Bon film sur le monde impitoyable de l'entreprise. Un homme rentre au comité de direction de l'entreprise ou son père travaille pour un stage. Il découvre par hasard un plan de licenciement. Des bons acteurs pour un film militant.
Les acteurs non professionnels sont en roue libre, on ne croit absolument pas à ce qui se passe.. et quand à Jalil.. je ne dirais rien. Après le côté fiction-documentaire est plutôt bien fait et réaliste, malgré quelques clichés.. C'est un premier essai..

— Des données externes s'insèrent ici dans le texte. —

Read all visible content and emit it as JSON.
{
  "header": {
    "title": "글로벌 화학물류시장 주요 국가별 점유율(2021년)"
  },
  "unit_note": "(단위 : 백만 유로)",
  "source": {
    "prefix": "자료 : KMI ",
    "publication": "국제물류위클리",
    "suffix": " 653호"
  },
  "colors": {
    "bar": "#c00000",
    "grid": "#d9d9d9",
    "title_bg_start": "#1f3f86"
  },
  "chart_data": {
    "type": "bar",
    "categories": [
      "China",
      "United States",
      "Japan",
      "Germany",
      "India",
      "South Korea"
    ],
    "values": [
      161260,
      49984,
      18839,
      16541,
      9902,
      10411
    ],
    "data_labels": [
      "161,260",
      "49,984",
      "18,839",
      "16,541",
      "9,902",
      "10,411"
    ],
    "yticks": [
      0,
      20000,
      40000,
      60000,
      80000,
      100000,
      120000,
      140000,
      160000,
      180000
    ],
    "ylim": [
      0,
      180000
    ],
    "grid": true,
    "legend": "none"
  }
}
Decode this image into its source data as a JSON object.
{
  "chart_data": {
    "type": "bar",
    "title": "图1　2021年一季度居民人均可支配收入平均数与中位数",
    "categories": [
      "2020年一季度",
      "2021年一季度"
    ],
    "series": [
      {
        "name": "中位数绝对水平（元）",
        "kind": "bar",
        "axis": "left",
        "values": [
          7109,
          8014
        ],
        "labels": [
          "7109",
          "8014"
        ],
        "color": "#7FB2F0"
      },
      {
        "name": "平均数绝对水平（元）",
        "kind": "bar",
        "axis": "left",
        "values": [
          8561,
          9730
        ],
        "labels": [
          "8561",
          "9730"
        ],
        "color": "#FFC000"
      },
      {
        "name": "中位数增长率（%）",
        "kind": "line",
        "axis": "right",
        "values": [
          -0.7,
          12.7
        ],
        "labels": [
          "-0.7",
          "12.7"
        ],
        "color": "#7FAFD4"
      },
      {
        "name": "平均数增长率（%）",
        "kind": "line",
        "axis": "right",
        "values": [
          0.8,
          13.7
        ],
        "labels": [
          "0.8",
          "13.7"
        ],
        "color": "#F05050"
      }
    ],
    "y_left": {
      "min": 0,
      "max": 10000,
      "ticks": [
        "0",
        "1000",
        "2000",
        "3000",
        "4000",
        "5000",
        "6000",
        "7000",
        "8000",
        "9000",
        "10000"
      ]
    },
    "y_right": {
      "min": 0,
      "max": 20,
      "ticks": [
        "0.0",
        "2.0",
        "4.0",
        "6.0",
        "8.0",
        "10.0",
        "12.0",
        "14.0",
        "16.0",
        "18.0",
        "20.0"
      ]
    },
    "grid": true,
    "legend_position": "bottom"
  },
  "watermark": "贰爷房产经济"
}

Un docu-fiction qui malgré son titre n'a rien de neutre dans son point de vue. Le départ est poussif, la réalisation paresseuse et le jeu limité des acteurs tend plus vers le documentaire Arté qu'une oeuvre de cinéma. Dans la première heure la richesse des dialogues et des situation permet d'aborder un nombre assez incroyables de thèmes qui mériteraient un film à part entière à eux seuls. Si ceux-ci sont sensés être représentatifs de bien plus que la situation de cette PME on oscille ici sans cesse entre la caricature et des éclairages très justes sur l'entreprise. Elle est ici bien plus qu'un outil de travail lieu de luttes de pouvoirs et témoin de la violence des confrontations entre les acteurs en place (syndicats, ouvriers, management). On aborde aussi le décalage générationnelle dans le rapport au travail, l'effet de Noria, la satisfaction du père qui savoure en silence et par procuration la revanche sociale qu'incarne son fils, l'importance du respect de la hiérarchie, l'éternel dilemme du progrès technique, la relation père-fils, patron-salarié, le paternalisme dans l'entreprise, le fossé entre deux mondes qui se cotoie sans se comprendre et sans avoir beaucoup en commun (culture, valeur, normes). Je me suis beaucoup identifié à la difficulté de Jalil Lespert pour interagir avec ses anciens amis, voir sa famille lorsqu'il aborde son travail. Mais le meilleur cotoit le moins bon et le réalisateur adoubé par des critiques n'ayant pas dû beaucoup travailler dans l'industrie assène des clichés assez effrayants : les cadres sont sinistres et stupides, les syndicats butés et bornés, les ouvriers stupides et suiveurs. Surtout ce qui m'a le plus gêné dans Ressources Humaines c'est la sensation d'etouffement, la condescendance et le sordide avec laquel Cantet dépeint une famille moyenne française. Si la dernière partie pert en justesse et crédibilité, elle gagne paradoxalement en talent cinématographique et émotion sans toutefois donner une réponse satisfaisante à l'intrigue. S'il manque un peu de cinéma à cette chronique, elle est à visionner et critiquer dans tous les cours de Théorie des organisations. Une scène : les ouvriers rampant à travers la vitre brisé de leur usine. Mais aussi : 23:40, 26:50, 35:25, 36:25, 54:35, 58:50
"Oui-Oui découvre le monde de l'entreprise", tel est le titre qui siérait le mieux à ce film. La fausse-naïveté avec laquelle Laurent Cantet décrit le milieu ouvrier me fait littéralement hérisser le poil. Tous les clichés du genre sont réunis, que ce soit le leader syndical parano, le patron qui fait les coups en douce ou encore le manœuvre abruti par son travail qui ne voit pas plus loin que le bout de sa retraite. Pour donner un peu plus de saveur à l'ensemble, le film est estampillé par la marque du conflit : au sein de la cellule familiale, au sein de l'entreprise, au sein de la société. Ce dernier aspect aurait d'ailleurs mérité un développement plus conséquent. On s'en tient à l'opposition manichéenne syndicalisme-libéralisme sans entrer dans les détails. Un peu léger pour une mesure politique qui fait encore débat aujourd'hui et qui renvoie à la grande période de l'Etat-Providence dans l'entre-deux-guerres. "La question humaine", plus originale et moins niaiseux, obtient largement mes faveurs en la matière.